From the Dehcho, Lois Philipp
A Dene woman from Fort Providence, Lois Phillip is an educator whose “passion for youth, her community, and traditional culture and knowledge” were recognized on Thursday.
“Lois has worked with the Elders to ensure the continuity of the local language, culture and way of life. She has worked tirelessly with the youth in the school and on-the-land programs to ground them in their culture, language, and tradition,” said Martina Norwegian, a member of the Status of Women Council for the Dehcho.
Philipp has also mentored young people through post-secondary education.
She is a former principal and remains an active staff member at Deh Gáh Elementary and Secondary School. According to the Canadian Mountain Network, Philipp’s work to adapt programming and scheduling resulted in higher attendance and a “significant increase in the number of students attending post-secondary.”
From the South Slave, Tina McNeill
Tina McNeill’s dedication to the children, youth, women, and Elders of the Fort Smith community was recognized on Thursday.
Her involvement ranges from on-the-land youth programs to community drum circles, matriarchal healing gatherings, and leading the friendship centre movement.
McNeill is also a leader in advocating for people with disabilities, for which she received the 2019 Community Champion award. “Throughout more than 40 years, Tina has been of service to persons living with disabilities,” said Terry Hawkins, chair of the NWT Disabilities Council, presenting the award.

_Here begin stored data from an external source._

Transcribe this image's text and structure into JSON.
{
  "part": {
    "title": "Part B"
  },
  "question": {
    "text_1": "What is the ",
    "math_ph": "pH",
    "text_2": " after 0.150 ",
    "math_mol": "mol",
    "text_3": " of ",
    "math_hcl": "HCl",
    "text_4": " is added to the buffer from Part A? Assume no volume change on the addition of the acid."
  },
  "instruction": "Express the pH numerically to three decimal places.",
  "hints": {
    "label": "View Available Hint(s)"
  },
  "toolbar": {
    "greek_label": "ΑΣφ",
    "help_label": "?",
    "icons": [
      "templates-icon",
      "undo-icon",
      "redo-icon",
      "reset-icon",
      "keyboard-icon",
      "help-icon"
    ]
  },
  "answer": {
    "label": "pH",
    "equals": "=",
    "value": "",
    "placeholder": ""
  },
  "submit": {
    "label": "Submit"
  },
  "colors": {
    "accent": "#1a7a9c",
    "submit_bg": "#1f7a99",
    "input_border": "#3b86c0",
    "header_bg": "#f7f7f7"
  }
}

“Through her work as executive director of Uncle Gabe’s Friendship Centre, she has served to enrich the lives of countless children, youth, and Elders living with disabilities by providing hot and nutritious lunches, recreation opportunities, and sharing cultural knowledge.”
At 74 years old, McNeill said she has four walkers placed strategically to get her from place to place – and she still climbs the stairs to her office at the friendship centre every day.
“I was really surprised, blown away I was invited to come here and receive this award,” McNeill told the Status of Women Council’s Kristen Berkeley.
“I refuse to stay at home. I refuse to give up. I continue walking, I push myself.”